Originally Posted by Phyxashun
Why in the world did changing the code as such, change the outcome at all, because there is essentially no difference what my initial post does and what the changes do?

Since variance was not initialised, it would have been initialised with a garbage value that might not be 0, thus leading to an error in your calculations.
• 01-04-2009
Phyxashun
My wife always says that my logic is off! Thanks, that last note almost completely solved the problem, at least by my standards because now it is only off by 0.003.

Thanks again!
• 01-04-2009
laserlight
No problem :)

By the way, I would suggest that you use a std::vector<StudentsGrades> instead of a fixed size array. This would make calculateVariance() more reusable (and in the future it would be even more reusable if calculateVariance() was a function template and had an iterator pair as parameters, but that may be too advanced at the moment).
• 01-04-2009
Phyxashun
It's funny that you mention that. I was fooling around with it as a vector but started to get frustrated dealing with iterators. I'll continue looking into that modification though, as well as the template application.

As a side note, is there anyway besides sqrt() to get the square root of the variance?

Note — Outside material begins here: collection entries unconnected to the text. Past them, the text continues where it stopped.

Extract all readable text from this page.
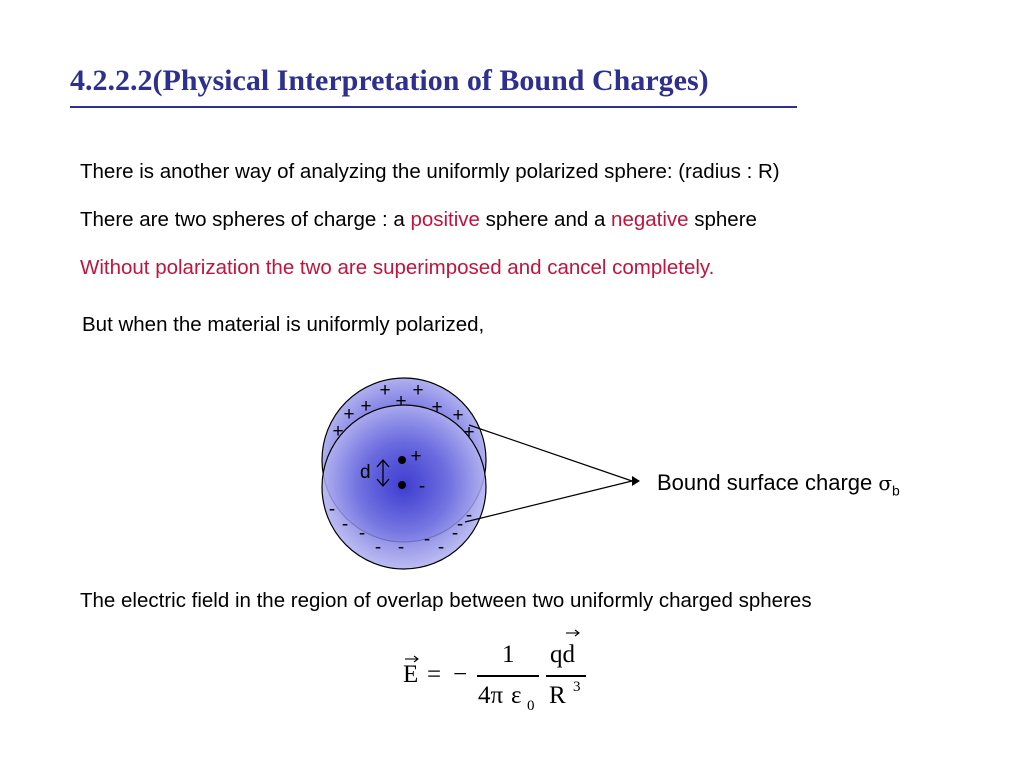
4.2.2.2(Physical Interpretation of Bound Charges)

There is another way of analyzing the uniformly polarized sphere: (radius : R)

There are two spheres of charge : a positive sphere and a negative sphere

Without polarization the two are superimposed and cancel completely.

But when the material is uniformly polarized,

+ +
+
+	+
+	+
+	+
+
-
-	-
-	-
-	-
-
- - -
d	Bound surface charge $\sigma_b$

The electric field in the region of overlap between two uniformly charged spheres

E = −
1
4π ε 0
qd
R 3
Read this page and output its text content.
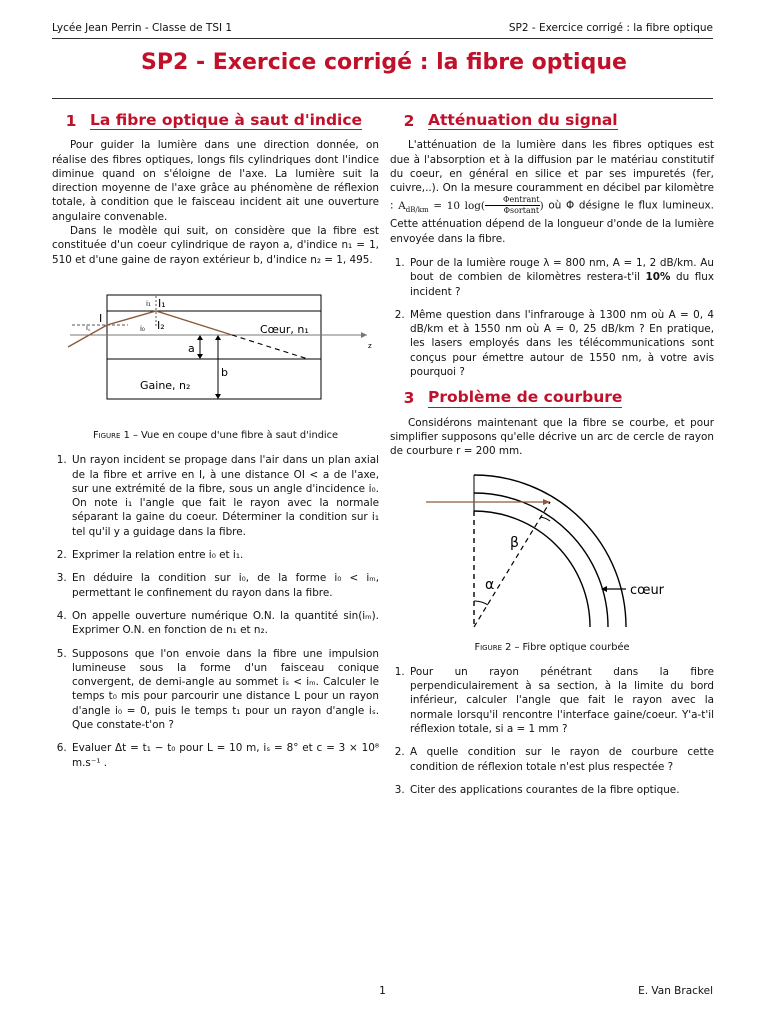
Lycée Jean Perrin - Classe de TSI 1	SP2 - Exercice corrigé : la fibre optique
SP2 - Exercice corrigé : la fibre optique
1 La fibre optique à saut d'indice

Pour guider la lumière dans une direction donnée, on réalise des fibres optiques, longs fils cylindriques dont l'indice diminue quand on s'éloigne de l'axe. La lumière suit la direction moyenne de l'axe grâce au phénomène de réflexion totale, à condition que le faisceau incident ait une ouverture angulaire convenable.

Dans le modèle qui suit, on considère que la fibre est constituée d'un coeur cylindrique de rayon a, d'indice n₁ = 1, 510 et d'une gaine de rayon extérieur b, d'indice n₂ = 1, 495.

I
i₁ I₁
I₂
i₀
i꜀	Cœur, n₁
a
b
Gaine, n₂
z
Figure 1 – Vue en coupe d'une fibre à saut d'indice
1. Un rayon incident se propage dans l'air dans un plan axial de la fibre et arrive en I, à une distance OI < a de l'axe, sur une extrémité de la fibre, sous un angle d'incidence i₀. On note i₁ l'angle que fait le rayon avec la normale séparant la gaine du coeur. Déterminer la condition sur i₁ tel qu'il y a guidage dans la fibre.
2. Exprimer la relation entre i₀ et i₁.
3. En déduire la condition sur i₀, de la forme i₀ < iₘ, permettant le confinement du rayon dans la fibre.
4. On appelle ouverture numérique O.N. la quantité sin(iₘ). Exprimer O.N. en fonction de n₁ et n₂.
5. Supposons que l'on envoie dans la fibre une impulsion lumineuse sous la forme d'un faisceau conique convergent, de demi-angle au sommet iₛ < iₘ. Calculer le temps t₀ mis pour parcourir une distance L pour un rayon d'angle i₀ = 0, puis le temps t₁ pour un rayon d'angle iₛ. Que constate-t'on ?
6. Evaluer Δt = t₁ − t₀ pour L = 10 m, iₛ = 8° et c = 3 × 10⁸ m.s⁻¹ .
2 Atténuation du signal

L'atténuation de la lumière dans les fibres optiques est due à l'absorption et à la diffusion par le matériau constitutif du coeur, en général en silice et par ses impuretés (fer, cuivre,..). On la mesure couramment en décibel par kilomètre : $A_{dB/km} = 10$ log(	Φentrant
Φsortant ) où Φ désigne le flux lumineux. Cette atténuation dépend de la longueur d'onde de la lumière envoyée dans la fibre.

1. Pour de la lumière rouge λ = 800 nm, A = 1, 2 dB/km. Au bout de combien de kilomètres restera-t'il 10% du flux incident ?
2. Même question dans l'infrarouge à 1300 nm où A = 0, 4 dB/km et à 1550 nm où A = 0, 25 dB/km ? En pratique, les lasers employés dans les télécommunications sont conçus pour émettre autour de 1550 nm, à votre avis pourquoi ?
3 Problème de courbure

Considérons maintenant que la fibre se courbe, et pour simplifier supposons qu'elle décrive un arc de cercle de rayon de courbure r = 200 mm.

β
α	cœur
Figure 2 – Fibre optique courbée
1. Pour un rayon pénétrant dans la fibre perpendiculairement à sa section, à la limite du bord inférieur, calculer l'angle que fait le rayon avec la normale lorsqu'il rencontre l'interface gaine/coeur. Y'a-t'il réflexion totale, si a = 1 mm ?
2. A quelle condition sur le rayon de courbure cette condition de réflexion totale n'est plus respectée ?
3. Citer des applications courantes de la fibre optique.
1	E. Van Brackel
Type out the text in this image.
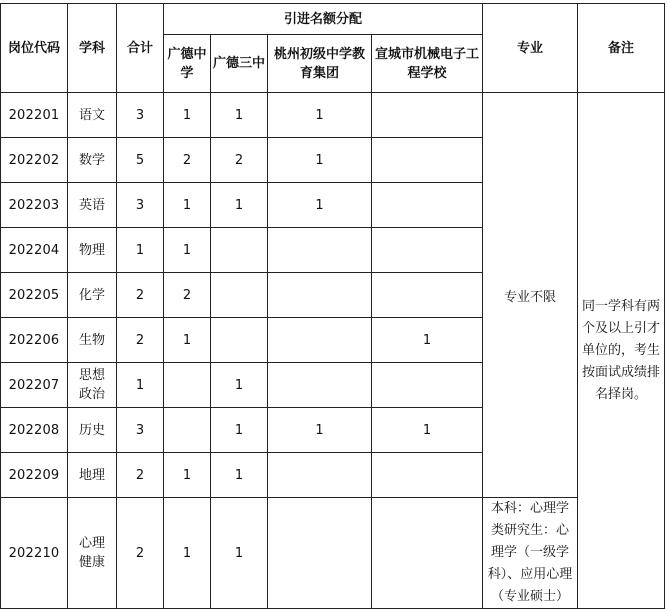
岗位代码	学科	合计	引进名额分配				专业	备注
			广德中学	广德三中	桃州初级中学教育集团	宣城市机械电子工程学校		
202201	语文	3	1	1	1		专业不限	同一学科有两个及以上引才单位的，考生按面试成绩排名择岗。

202202	数学	5	2	2	1			
202203	英语	3	1	1	1			
202204	物理	1	1					
202205	化学	2	2					
202206	生物	2	1			1		
202207	思想政治	1		1				
202208	历史	3		1	1	1		
202209	地理	2	1	1				
202210	心理健康	2	1	1			本科：心理学类研究生：心理学（一级学科）、应用心理（专业硕士）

I am told, and have read, that cmath has a lot of overhead.

Cheers!

EDIT: I guess a better question would be:
Are the math libraries in boost any better at speed, and memory consumption, and portability?
• 01-04-2009
laserlight
Quote:

Originally Posted by Phyxashun
As a side note, is there anyway besides sqrt() to get the square root of the variance?

I am told, and have read, that cmath has a lot of overhead.

Suppose there is such an overhead: does it affect you? In other words, does the use of sqrt() cause your program to fail its performance requirements?

Quote:

Originally Posted by Phyxashun
Are the math libraries in boost any better at speed, and memory consumption, and portability?

Better than your own? Probably. Better than a standard library component? Well, the only valid comparison would be in cases where it provides alternatives to the standard library.
• 01-04-2009
Phyxashun
No, the inclusion of cmath does not affect my computer. I think the jist of what I meant was, is there a function available that can do the sqrt().